From cars getting stuck in the snow to school closings, Bronson’s rivals say these are just a few of the administration’s failures when it comes to snow removal. Meanwhile, the mayor is keeping track of the records.

Former assembly chair and mayoral candidate Susan LaFrance said Anchorage is a winter town, and if the roads aren’t plowed, everyone will suffer.

“You know, people who have damaged their vehicles, who have been blocked on the way to work, who can’t get childcare when the schools are closed,” I heard him say. LaFrance said.

She posted a picture of herself digging out of the snow on social media. LaFrance said it’s time for strong leadership in the mayor’s office, and she already has a plan to improve snow removal. If elected, the plan would raise the base wage for operators to $25 an hour.

“Because Muni’s wages are not competitive, we can’t attract people, so we’re understaffed,” LaFrance said.

Bill Pope, a mayoral candidate and former CEO of the Anchorage Economic Development Corporation, posted a video of himself on social media when cars were found stuck in the snow in his neighborhood.

“When the whole neighborhood is blocked by nine cars in the middle of the snow … and when the entrances to the neighborhood are closed with vehicles unable to leave or enter, that is a clear sign that something is not working. “No matter how deep the snow is, we need to do a better job of finding solutions to snow removal,” Pope said.

He said it’s time to start tackling snow removal more aggressively.

“Instead of looking back to the good old days of snow, we need to prepare for their road responsibilities in a joint plan with the state of Alaska. “The snow,” said Pop.
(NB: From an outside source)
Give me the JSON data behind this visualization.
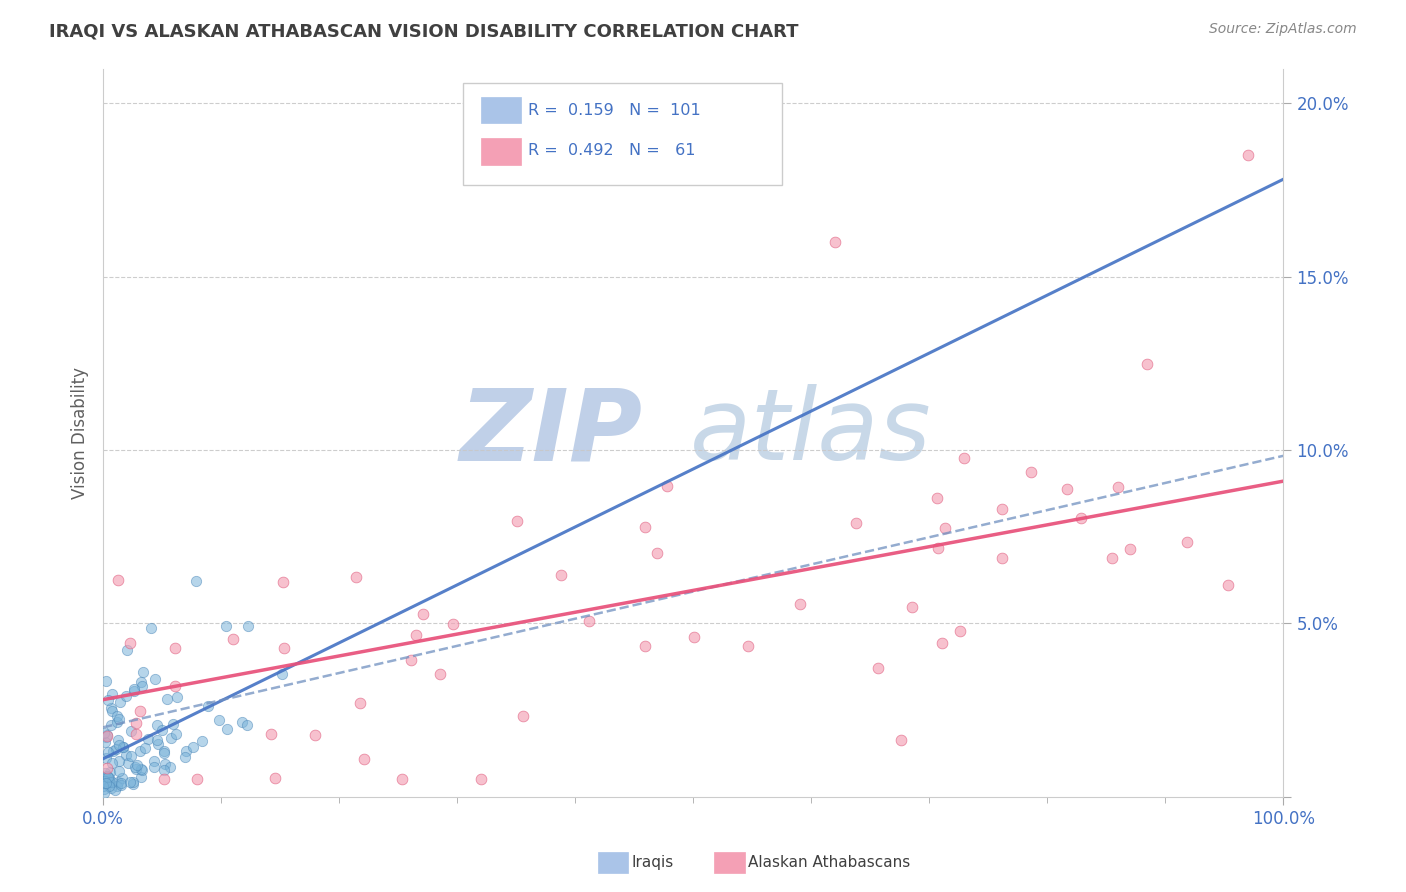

A video has surfaced on social media showing former Alaska state lawmaker and candidate Chris Tack plowing what he claims is a Bronson neighborhood.

“Well, I wanted to make sure the mayor could get to work because a lot of us couldn’t go to work,” Tuck said.

He said he thinks the snow removal problems are a shared problem between the council and the mayor, and it’s time for a new voice.

“Once you’re elected, we have to go back to the old days of people doing what’s best for your community, and the problem right now is not what’s best for our community,” Tuck said.

Bronson said he would remind the public that the administration has allocated $1.5 million for snow removal services in the proposed 2024 budget.

“The thing you have to remember here is that when you call me incompetent — and the topic I’m thinking about today is snow removal — you’re calling people who do snow removal incompetent,” Bronson said. “You can say you’re not, but at the end of the day the mayor’s exposure, the mayor’s influence on snow removal is primarily budgeting.”

Bronson thinks the opposition is trying to score political points over the snowfall Anchorage has seen in the past two years.

“So maybe you want to pay more in property taxes to solve a one-time problem, or maybe just two waves in the winter months, when we can come to terms with contracts?” Bronson said. “It seems like a more prudent and more fiscally responsible way to do it, and that’s why I’m doing it.”

Ballots will be mailed to voters in March and returned by April 2. If no candidate receives more than 45% support in the first round, a second round will be held with the top two vote getters.